To find the first class, SMCP expanded its outreach beyond typical posts on LinkedIn and Indeed, inviting social media users on TikTok, Instagram, Spotify and Facebook to apply. (The only prerequisite was that she was over 18.) In honor of the young talent, the company asked applicants to submit a short video in which they answered a series of questions. This may include your reasons for wanting to participate in the program.
SMCP narrowed the list down to “people who felt most motivated in the video” and the group was invited to a “speed date” style interview with the team leader.
“We’re really adopting new communication methods to get new talent,” she said. “We are very inclusive [draw in] You may have thought, “Fashion is not for me.” they don’t accept me ”
As veteran employees leave their jobs (and in some cases at a more rapid clip due to pandemic safety concerns), brands and retailers are upgrading their approach to “engineer younger Gen Z with different motivations. and attract talent from the millennial generation,” Yae said.
In 2017, the U.S. National Federation of Retailers launched Rise Up, a credentialing program to elevate retail jobs, using a curriculum developed in collaboration with retailers such as Macy’s, Nordstrom and Burlington. introduced.

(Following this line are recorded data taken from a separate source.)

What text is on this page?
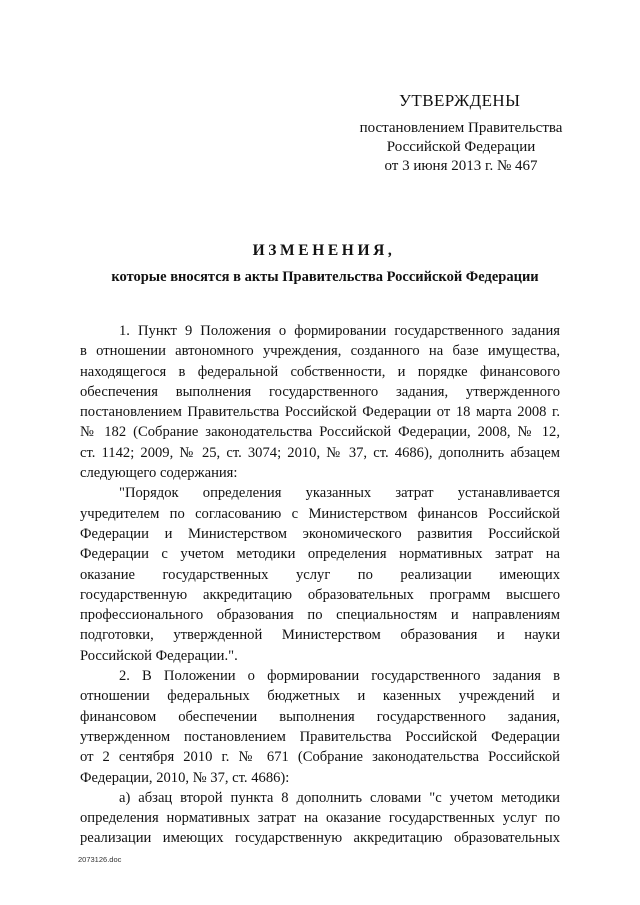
УТВЕРЖДЕНЫ
постановлением Правительства
Российской Федерации
от 3 июня 2013 г. № 467
ИЗМЕНЕНИЯ,
которые вносятся в акты Правительства Российской Федерации

1. Пункт 9 Положения о формировании государственного задания
в отношении автономного учреждения, созданного на базе имущества,
находящегося в федеральной собственности, и порядке финансового
обеспечения выполнения государственного задания, утвержденного
постановлением Правительства Российской Федерации от 18 марта 2008 г.
№ 182 (Собрание законодательства Российской Федерации, 2008, № 12,
ст. 1142; 2009, № 25, ст. 3074; 2010, № 37, ст. 4686), дополнить абзацем
следующего содержания:

"Порядок определения указанных затрат устанавливается
учредителем по согласованию с Министерством финансов Российской
Федерации и Министерством экономического развития Российской
Федерации с учетом методики определения нормативных затрат на
оказание государственных услуг по реализации имеющих
государственную аккредитацию образовательных программ высшего
профессионального образования по специальностям и направлениям
подготовки, утвержденной Министерством образования и науки
Российской Федерации.".

2. В Положении о формировании государственного задания в
отношении федеральных бюджетных и казенных учреждений и
финансовом обеспечении выполнения государственного задания,
утвержденном постановлением Правительства Российской Федерации
от 2 сентября 2010 г. № 671 (Собрание законодательства Российской
Федерации, 2010, № 37, ст. 4686):

а) абзац второй пункта 8 дополнить словами "с учетом методики
определения нормативных затрат на оказание государственных услуг по
реализации имеющих государственную аккредитацию образовательных

2073126.doc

So far, the initiative has trained 425,000 people, he said, the NRF.
SMCP’s program is offered free of charge to participants, with students taking classes at both schools’ Paris campuses and hosting internships at 22 of the company’s stores, operating like on-the-job learning.
The company, which operates 1,670 stores in the US, Hong Kong, China and Europe, hopes to expand to other regions, namely the US to work with schools like the Fashion Institute of Technology, Guichot said. rice field.
At the end of the school year, the first group of participants will be formally accredited and offered the opportunity to work for one or several of the group’s brands in-store.
“If we do our job right… [the students] You’ll want to stay with us,” Guichaud said. “This could go viral…there are no limits to this program.”